The results in France and Greece came after a tumultuous few weeks in which the Dutch government fell and Britain’s Conservative-led coalition received a licking in local elections. In all cases, front and center was the growing debate over austerity vs. growth, with opponents of strict cuts arguing that they are succeeding only in driving the region’s economies into the ground.

Lessons on spending cuts

The pushback in Europe could hold tough lessons for the United States, where government spending and the deficit have emerged as major election-year issues. Presumed Republican nominee Mitt Romney has vowed to cut the deficit at a faster pace than President Obama. But the mixed results of such policies in Europe — where a voter backlash has brought down leaders in Italy, Spain, Ireland, Portugal and now France and Greece — could make the argument for speedy deficit reduction increasingly difficult.

In Europe, the rapidly changing political landscape is throwing up new challenges as the region struggles to end a debt crisis that has loomed over the global economy for more than two years. That is especially true for Merkel, who has led the argument that such woes can be fixed only by foisting fiscal restraint — of the kind Germany imposed after its 1990 reunification — on heavily indebted nations that share the euro currency.

In Germany, meanwhile, Merkel’s party faced a setback in regional elections Sunday, with her Christian Democrats in danger of losing power in their fourth state in two years after their worst showing in Schleswig-Holstein since 1950.

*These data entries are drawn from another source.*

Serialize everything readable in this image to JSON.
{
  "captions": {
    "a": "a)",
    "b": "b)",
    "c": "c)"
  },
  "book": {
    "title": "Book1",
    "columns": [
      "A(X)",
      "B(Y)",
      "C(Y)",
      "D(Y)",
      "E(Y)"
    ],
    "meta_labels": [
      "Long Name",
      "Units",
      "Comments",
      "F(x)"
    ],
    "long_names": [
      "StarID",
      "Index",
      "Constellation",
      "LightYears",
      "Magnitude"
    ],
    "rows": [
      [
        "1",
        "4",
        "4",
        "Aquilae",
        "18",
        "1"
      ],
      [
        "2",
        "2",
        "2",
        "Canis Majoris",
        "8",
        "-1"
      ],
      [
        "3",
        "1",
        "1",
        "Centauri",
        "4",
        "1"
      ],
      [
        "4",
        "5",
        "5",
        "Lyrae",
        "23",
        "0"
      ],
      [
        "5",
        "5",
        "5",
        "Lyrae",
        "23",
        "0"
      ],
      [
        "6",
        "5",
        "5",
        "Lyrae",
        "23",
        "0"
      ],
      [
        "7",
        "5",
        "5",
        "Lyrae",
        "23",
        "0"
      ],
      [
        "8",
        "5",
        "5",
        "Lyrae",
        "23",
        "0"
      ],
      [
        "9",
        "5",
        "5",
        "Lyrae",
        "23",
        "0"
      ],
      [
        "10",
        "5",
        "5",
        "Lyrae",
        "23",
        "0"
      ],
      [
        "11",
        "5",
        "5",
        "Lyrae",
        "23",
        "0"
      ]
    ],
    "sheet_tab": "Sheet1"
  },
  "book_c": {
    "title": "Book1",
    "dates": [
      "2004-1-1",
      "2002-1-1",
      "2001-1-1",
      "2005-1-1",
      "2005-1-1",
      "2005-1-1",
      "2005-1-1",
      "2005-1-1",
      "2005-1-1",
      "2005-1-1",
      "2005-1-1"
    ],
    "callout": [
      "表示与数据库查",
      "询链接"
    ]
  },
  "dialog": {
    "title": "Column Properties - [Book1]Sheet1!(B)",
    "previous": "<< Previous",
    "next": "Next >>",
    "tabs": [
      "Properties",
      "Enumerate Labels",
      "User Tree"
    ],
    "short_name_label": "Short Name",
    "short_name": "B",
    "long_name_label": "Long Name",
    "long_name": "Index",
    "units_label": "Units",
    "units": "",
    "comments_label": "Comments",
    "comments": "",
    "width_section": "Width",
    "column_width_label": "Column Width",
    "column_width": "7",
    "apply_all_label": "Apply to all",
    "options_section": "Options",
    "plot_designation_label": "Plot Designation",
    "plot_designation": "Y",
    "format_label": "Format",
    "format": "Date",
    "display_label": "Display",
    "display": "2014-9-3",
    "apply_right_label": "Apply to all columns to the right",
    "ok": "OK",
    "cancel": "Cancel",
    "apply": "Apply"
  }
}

Farther west, a triumphant Hollande said Sunday that he would work for “a reorientation of Europe, for growth, for employment, for the future.” He added that “in quite a few European countries” hit by austerity, his arrival marked “a relief, a sign of hope.” He conceded that France must get a grip on its deficit but said he wanted to add a “dimension of growth” to the debt-reduction struggle, adding: “This is what I will tell our friends, and, above all, Germany, in the name of the friendship that unites us.”